A small circle on the left side of my stomach is the remnants of a raging case of the chicken pox.
The ones that are sprinkled over my lower legs tell the story of a twelve year old girl who decided she wanted to change the way her body functioned by going out on a limb and undergoing the first of three radical and invasive procedures to lengthening her legs. They are a reminder of how quickly I lost my childhood innocence; experiencing more judgement and brutal truths than the average child my age. Visible proof that I persevered despite the negativity and skepticism.
There are shiny, pink, solid lines, one each at my shoulder and elbow, that again, signify my power of choice. Reminders of starting my freshman year of high school with my head held high. Physical scars that are also reminders of some emotional ones. They reflect a girl who tried her hardest to abide by social standards unknowingly set by her peers; standards that I believed to have been true. Every snicker, every exclusion, every tear created an emotional scar.
The thin almost invisible scar at my waistline brings me back to laughing so hard that it hurt, literally. Post bone graft, laughing caused me to choke on crackers and cry from the pain yet laugh at the silly circumstance.
Bigger, shiny, pink lines on the sides of each of my thighs from round three, what I thought was going to be my final surgery. They define many ‘new’ first moments; my own two feet touching the ground for the first time when I sat in a chair, my first national television appearance and my first time in the driver’s seat.
Another longer, Frankenstein-esque looking scar that runs the length of my left thigh from an infection in my leg that landed me five days in the hospital with what felt like battery acid (Vancomycin) running through my veins. The same time that I was introduced to another powerful young woman on a very different yet very similar journey.
Visible or not, I have learned that scars will never foresee where you are headed on your walk through this life. Rather, they are vivid reminders of rivers forged, mountains ascended and wings spread. Instead of viewing them as memories of woe that they may outwardly suggest, I am choosing to wear mine as banners of optimism.

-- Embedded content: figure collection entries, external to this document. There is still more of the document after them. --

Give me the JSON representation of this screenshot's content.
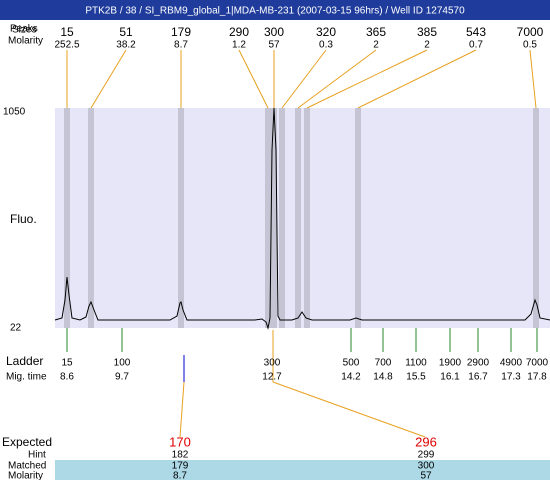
{
  "title": "PTK2B / 38 / SI_RBM9_global_1|MDA-MB-231 (2007-03-15 96hrs) / Well ID 1274570",
  "labels": {
    "peaks": "Peaks",
    "sizes": "Sizes",
    "molarity": "Molarity",
    "fluo": "Fluo.",
    "ymax": 1050,
    "ymin": 22,
    "ladder": "Ladder",
    "mig_time": "Mig. time",
    "expected": "Expected",
    "hint": "Hint",
    "matched": "Matched",
    "molarity_bottom": "Molarity"
  },
  "peaks": [
    {
      "size": 15,
      "molarity": 252.5
    },
    {
      "size": 51,
      "molarity": 38.2
    },
    {
      "size": 179,
      "molarity": 8.7
    },
    {
      "size": 290,
      "molarity": 1.2
    },
    {
      "size": 300,
      "molarity": 57
    },
    {
      "size": 320,
      "molarity": 0.3
    },
    {
      "size": 365,
      "molarity": 2
    },
    {
      "size": 385,
      "molarity": 2
    },
    {
      "size": 543,
      "molarity": 0.7
    },
    {
      "size": 7000,
      "molarity": 0.5
    }
  ],
  "ladder": [
    {
      "size": 15,
      "mig_time": 8.6
    },
    {
      "size": 100,
      "mig_time": 9.7
    },
    {
      "size": 300,
      "mig_time": 12.7
    },
    {
      "size": 500,
      "mig_time": 14.2
    },
    {
      "size": 700,
      "mig_time": 14.8
    },
    {
      "size": 1100,
      "mig_time": 15.5
    },
    {
      "size": 1900,
      "mig_time": 16.1
    },
    {
      "size": 2900,
      "mig_time": 16.7
    },
    {
      "size": 4900,
      "mig_time": 17.3
    },
    {
      "size": 7000,
      "mig_time": 17.8
    }
  ],
  "expected": [
    {
      "expected": 170,
      "hint": 182,
      "matched": 179,
      "molarity": 8.7
    },
    {
      "expected": 296,
      "hint": 299,
      "matched": 300,
      "molarity": 57
    }
  ]
}
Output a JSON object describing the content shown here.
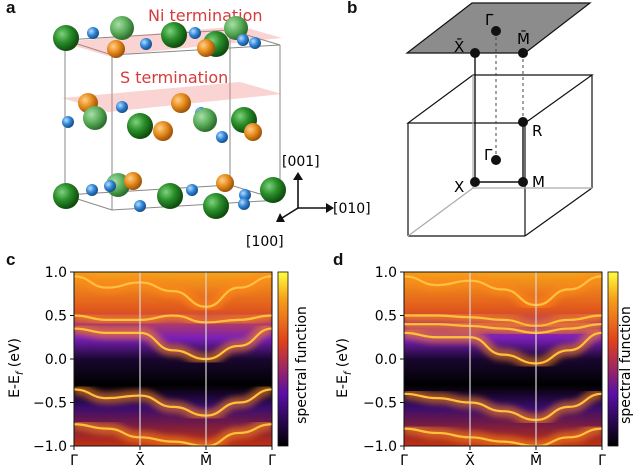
{
  "panels": {
    "a": {
      "label": "a",
      "ni_termination": "Ni termination",
      "s_termination": "S termination",
      "axes": [
        "[001]",
        "[010]",
        "[100]"
      ]
    },
    "b": {
      "label": "b",
      "points": [
        "Γ̄",
        "X̄",
        "M̄",
        "R",
        "Γ",
        "X",
        "M"
      ]
    },
    "c": {
      "label": "c",
      "ylabel": "E-E",
      "ylabel_sub": "f",
      "ylabel_unit": " (eV)",
      "colorbar_label": "spectral function"
    },
    "d": {
      "label": "d",
      "ylabel": "E-E",
      "ylabel_sub": "f",
      "ylabel_unit": " (eV)",
      "colorbar_label": "spectral function"
    }
  },
  "colors": {
    "ni_atom": "#1e7a1e",
    "s_atom": "#e58a1a",
    "o_atom": "#2f86d8",
    "termination_plane": "#f08080",
    "surface_bz": "#8c8c8c"
  },
  "chart_data": [
    {
      "type": "heatmap",
      "panel": "c",
      "colormap": "gnuplot",
      "ylabel": "E-Ef (eV)",
      "ylim": [
        -1.0,
        1.0
      ],
      "yticks": [
        -1.0,
        -0.5,
        0.0,
        0.5,
        1.0
      ],
      "ytick_labels": [
        "−1.0",
        "−0.5",
        "0.0",
        "0.5",
        "1.0"
      ],
      "x_kpath": [
        "Γ̄",
        "X̄",
        "M̄",
        "Γ̄"
      ],
      "x_kpath_pos": [
        0,
        1,
        2,
        3
      ],
      "colorbar_label": "spectral function",
      "bands": [
        {
          "x": [
            0,
            0.5,
            1.0,
            1.5,
            2.0,
            2.5,
            3.0
          ],
          "y": [
            0.5,
            0.45,
            0.45,
            0.5,
            0.42,
            0.45,
            0.5
          ]
        },
        {
          "x": [
            0,
            0.5,
            1.0,
            1.5,
            2.0,
            2.5,
            3.0
          ],
          "y": [
            0.95,
            0.82,
            0.88,
            0.78,
            0.6,
            0.82,
            0.95
          ]
        },
        {
          "x": [
            0,
            0.5,
            1.0,
            1.5,
            2.0,
            2.5,
            3.0
          ],
          "y": [
            0.35,
            0.3,
            0.3,
            0.1,
            0.0,
            0.15,
            0.35
          ]
        },
        {
          "x": [
            0,
            0.5,
            1.0,
            1.5,
            2.0,
            2.5,
            3.0
          ],
          "y": [
            -0.35,
            -0.45,
            -0.42,
            -0.55,
            -0.65,
            -0.5,
            -0.35
          ]
        },
        {
          "x": [
            0,
            0.5,
            1.0,
            1.5,
            2.0,
            2.5,
            3.0
          ],
          "y": [
            -0.75,
            -0.8,
            -0.9,
            -0.95,
            -1.0,
            -0.85,
            -0.75
          ]
        }
      ]
    },
    {
      "type": "heatmap",
      "panel": "d",
      "colormap": "gnuplot",
      "ylabel": "E-Ef (eV)",
      "ylim": [
        -1.0,
        1.0
      ],
      "yticks": [
        -1.0,
        -0.5,
        0.0,
        0.5,
        1.0
      ],
      "ytick_labels": [
        "−1.0",
        "−0.5",
        "0.0",
        "0.5",
        "1.0"
      ],
      "x_kpath": [
        "Γ̄",
        "X̄",
        "M̄",
        "Γ̄"
      ],
      "x_kpath_pos": [
        0,
        1,
        2,
        3
      ],
      "colorbar_label": "spectral function",
      "bands": [
        {
          "x": [
            0,
            0.5,
            1.0,
            1.5,
            2.0,
            2.5,
            3.0
          ],
          "y": [
            0.5,
            0.5,
            0.48,
            0.45,
            0.38,
            0.45,
            0.5
          ]
        },
        {
          "x": [
            0,
            0.5,
            1.0,
            1.5,
            2.0,
            2.5,
            3.0
          ],
          "y": [
            0.4,
            0.4,
            0.38,
            0.35,
            0.3,
            0.35,
            0.4
          ]
        },
        {
          "x": [
            0,
            0.5,
            1.0,
            1.5,
            2.0,
            2.5,
            3.0
          ],
          "y": [
            0.95,
            0.85,
            0.9,
            0.8,
            0.62,
            0.8,
            0.95
          ]
        },
        {
          "x": [
            0,
            0.5,
            1.0,
            1.5,
            2.0,
            2.5,
            3.0
          ],
          "y": [
            0.3,
            0.25,
            0.25,
            0.05,
            -0.05,
            0.1,
            0.3
          ]
        },
        {
          "x": [
            0,
            0.5,
            1.0,
            1.5,
            2.0,
            2.5,
            3.0
          ],
          "y": [
            -0.4,
            -0.45,
            -0.5,
            -0.6,
            -0.7,
            -0.55,
            -0.4
          ]
        },
        {
          "x": [
            0,
            0.5,
            1.0,
            1.5,
            2.0,
            2.5,
            3.0
          ],
          "y": [
            -0.8,
            -0.85,
            -0.9,
            -0.95,
            -1.0,
            -0.9,
            -0.8
          ]
        }
      ]
    }
  ]
}
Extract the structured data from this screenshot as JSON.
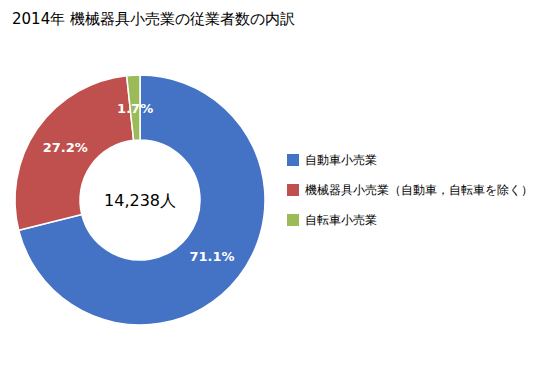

You have the option to do the same. They are proof that you won. The stories that you create surrounding such indicators of triumph are contagious. So own them; have a sense of pride. The deeper they are, the more room there is for love. Appreciate them for all that they are. Most of my scars were born of acceptance, choice, perseverance and growth. I’m not embarrassed by them. In fact, I value the stories they tell. They don’t make me weak. If anything, they have cultivated a strength within me that I never knew possible.
My physical body might be scarred but my spirit is wild and free. By continuously surrounding myself with people who look past my physicalities, I am reminded that different is beautiful and what lies behind me does not define me. The stories behind my scars certainly have changed my life but they will never keep me from living it.